Oggi ci spostiamo al nord del Belpaese, dove, sotto il nome del grande gruppo Banca Popolare Emilia – Romagna, esercita l’Eurobanca del Trentino. In relazione con il paesaggio montano ed i prati verdi che caratterizzano quell’area d’Italia, l’istituto bancario presenta il prestito “Aria Pulita“.
Si tratta di un prestito personale, destinato quindi a privati e persone fisiche, attraverso il quale la banca mette a disposizione della parte finanziata una somma di denaro destinata all’acquisto di materiali, attrezzature o comunque beni materiali la cui peculiarità è quella di rispettare l’ambiente (automobili con motorizzazione Euro 4, biciclette elettriche).
Un primo accorgimento: il finanziamento non è destinato ad aziende o a qualsiasi tipologia di società, e per questo il denaro non potrà essere destinato ad acquisto di beni, seppur ecologici, per finalità di carattere industriale o imprenditoriale.
Per quel che concerne l’importo del prestito, esso dev’essere compreso tra i 1.500 euro, sino ad un massimo di 20mila, con una durata che va dai sei a sessanta mesi massimi.

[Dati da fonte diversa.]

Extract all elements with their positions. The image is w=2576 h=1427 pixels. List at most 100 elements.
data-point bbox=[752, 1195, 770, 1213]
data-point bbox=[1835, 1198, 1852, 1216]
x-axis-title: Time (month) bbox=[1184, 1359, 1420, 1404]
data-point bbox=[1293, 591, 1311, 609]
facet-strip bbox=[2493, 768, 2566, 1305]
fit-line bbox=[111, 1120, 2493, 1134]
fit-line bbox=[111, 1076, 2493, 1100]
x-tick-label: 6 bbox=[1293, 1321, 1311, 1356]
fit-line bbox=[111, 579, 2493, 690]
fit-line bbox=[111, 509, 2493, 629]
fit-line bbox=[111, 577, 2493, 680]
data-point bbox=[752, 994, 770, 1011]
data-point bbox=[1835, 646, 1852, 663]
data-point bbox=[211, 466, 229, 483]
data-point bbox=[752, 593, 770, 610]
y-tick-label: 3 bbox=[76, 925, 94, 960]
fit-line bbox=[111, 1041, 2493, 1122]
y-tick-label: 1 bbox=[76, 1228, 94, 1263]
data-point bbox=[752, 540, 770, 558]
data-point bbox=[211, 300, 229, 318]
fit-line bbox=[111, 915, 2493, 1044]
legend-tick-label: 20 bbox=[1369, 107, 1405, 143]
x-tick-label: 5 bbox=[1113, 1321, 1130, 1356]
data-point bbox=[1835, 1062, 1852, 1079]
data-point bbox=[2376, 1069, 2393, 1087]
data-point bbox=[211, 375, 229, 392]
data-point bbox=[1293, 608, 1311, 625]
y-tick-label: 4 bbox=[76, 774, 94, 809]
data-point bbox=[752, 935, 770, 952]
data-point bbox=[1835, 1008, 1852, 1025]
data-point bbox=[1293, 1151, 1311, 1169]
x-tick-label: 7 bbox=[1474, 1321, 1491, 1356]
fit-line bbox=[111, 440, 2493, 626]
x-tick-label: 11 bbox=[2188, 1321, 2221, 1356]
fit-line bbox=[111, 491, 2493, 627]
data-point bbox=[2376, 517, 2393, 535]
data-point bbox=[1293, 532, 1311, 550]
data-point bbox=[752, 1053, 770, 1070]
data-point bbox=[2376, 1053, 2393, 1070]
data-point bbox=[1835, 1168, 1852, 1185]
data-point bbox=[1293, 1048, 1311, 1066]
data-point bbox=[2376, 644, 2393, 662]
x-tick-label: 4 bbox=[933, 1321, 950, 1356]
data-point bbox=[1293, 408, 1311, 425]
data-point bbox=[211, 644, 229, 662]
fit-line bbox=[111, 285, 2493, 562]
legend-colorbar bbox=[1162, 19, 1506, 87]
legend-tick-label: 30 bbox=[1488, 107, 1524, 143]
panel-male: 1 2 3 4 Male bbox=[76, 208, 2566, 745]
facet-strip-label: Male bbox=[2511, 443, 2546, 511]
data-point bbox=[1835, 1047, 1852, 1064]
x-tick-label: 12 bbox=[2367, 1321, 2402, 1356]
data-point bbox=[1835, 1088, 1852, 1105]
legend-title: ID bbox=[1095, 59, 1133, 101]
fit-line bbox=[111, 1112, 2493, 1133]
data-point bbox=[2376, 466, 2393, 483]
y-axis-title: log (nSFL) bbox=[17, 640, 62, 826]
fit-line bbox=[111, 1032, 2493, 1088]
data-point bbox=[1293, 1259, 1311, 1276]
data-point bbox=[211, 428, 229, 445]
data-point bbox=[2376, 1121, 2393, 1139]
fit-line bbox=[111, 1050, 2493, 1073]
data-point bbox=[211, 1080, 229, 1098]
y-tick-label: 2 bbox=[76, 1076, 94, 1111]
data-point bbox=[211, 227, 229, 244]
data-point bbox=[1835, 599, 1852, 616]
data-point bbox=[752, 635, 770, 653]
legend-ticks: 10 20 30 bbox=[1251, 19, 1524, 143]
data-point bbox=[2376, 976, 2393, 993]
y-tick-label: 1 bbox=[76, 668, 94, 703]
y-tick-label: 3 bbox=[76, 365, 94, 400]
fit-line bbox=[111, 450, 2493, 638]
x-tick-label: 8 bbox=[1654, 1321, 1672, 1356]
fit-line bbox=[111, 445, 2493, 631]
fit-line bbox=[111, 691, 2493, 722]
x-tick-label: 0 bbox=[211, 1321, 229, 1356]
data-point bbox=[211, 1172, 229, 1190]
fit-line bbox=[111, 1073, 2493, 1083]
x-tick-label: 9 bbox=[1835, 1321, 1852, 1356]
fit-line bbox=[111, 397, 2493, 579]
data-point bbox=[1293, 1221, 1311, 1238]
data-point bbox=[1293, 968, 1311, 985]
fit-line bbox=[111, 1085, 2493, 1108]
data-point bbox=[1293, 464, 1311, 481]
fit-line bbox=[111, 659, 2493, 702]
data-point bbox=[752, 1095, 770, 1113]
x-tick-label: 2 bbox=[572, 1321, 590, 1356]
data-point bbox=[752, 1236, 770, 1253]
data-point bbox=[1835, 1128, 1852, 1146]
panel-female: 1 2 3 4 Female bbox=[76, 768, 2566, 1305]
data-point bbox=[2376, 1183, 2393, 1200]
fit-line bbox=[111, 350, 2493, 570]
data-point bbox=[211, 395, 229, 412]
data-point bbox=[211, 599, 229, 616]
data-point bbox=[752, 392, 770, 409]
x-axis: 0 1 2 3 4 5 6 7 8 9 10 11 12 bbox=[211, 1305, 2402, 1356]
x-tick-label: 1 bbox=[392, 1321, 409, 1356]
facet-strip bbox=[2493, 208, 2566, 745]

Come visto anche nell’ultimo approfondimento della nostra rubrica, il gruppo Emilia – Romagna offre un lasso di tempo abbastanza ampio per il rimborso.
Nella scheda esplicativa del prestito “Aria Pulita”, l’Eurobanca del Trentino presenta anche un ipotesi numerica, a servizio degli interessati:
Nel seguente esempio di calcolo sono comprese le seguenti voci:
-Prestito di € 20.000,00;
- durata: anni 3;
- rimborso con periodicità mensile;
- Numero rate: 36;
- Importo rata: € 579,90;
- T.A.N. 2,800%;
- Parametro d’indicizzazione “Euribor 3ml/365 m.m.p. arrotondata allo 0,10 superiore”;
- Spread 200 punti base;
- spese di istruttoria max € 20,00;
- imposta sostitutiva: € 50,00 (0,25% sul capitale);
- spese incasso rate: € 36,00 (€ 1,00 per rata );
- spese informativa periodica: € 20,00 (€ 5,00 ogni anno + € 5,00 all’estinzione del rapporto).T.A.E.G. pari a 3,26% – decorrenza 01/12/2009 – validità sino al 31/12/2009.
Come possibili rischi che il cliente potrebbe apprestarsi a correre, oltre alle oscillazioni dell’Euribor nel caso di prestito a tasso variabile, anche la variazione in senso sfavorevole delle condizioni economiche (commissioni e spese) se contrattualmente previsto, per i prestiti che godono di contributi in conto interessi, qualora il contributo sia revocato, l’obbligo di rimborsare immediatamente, all’organo agevolante, in tutto o in parte, il contributo incassato.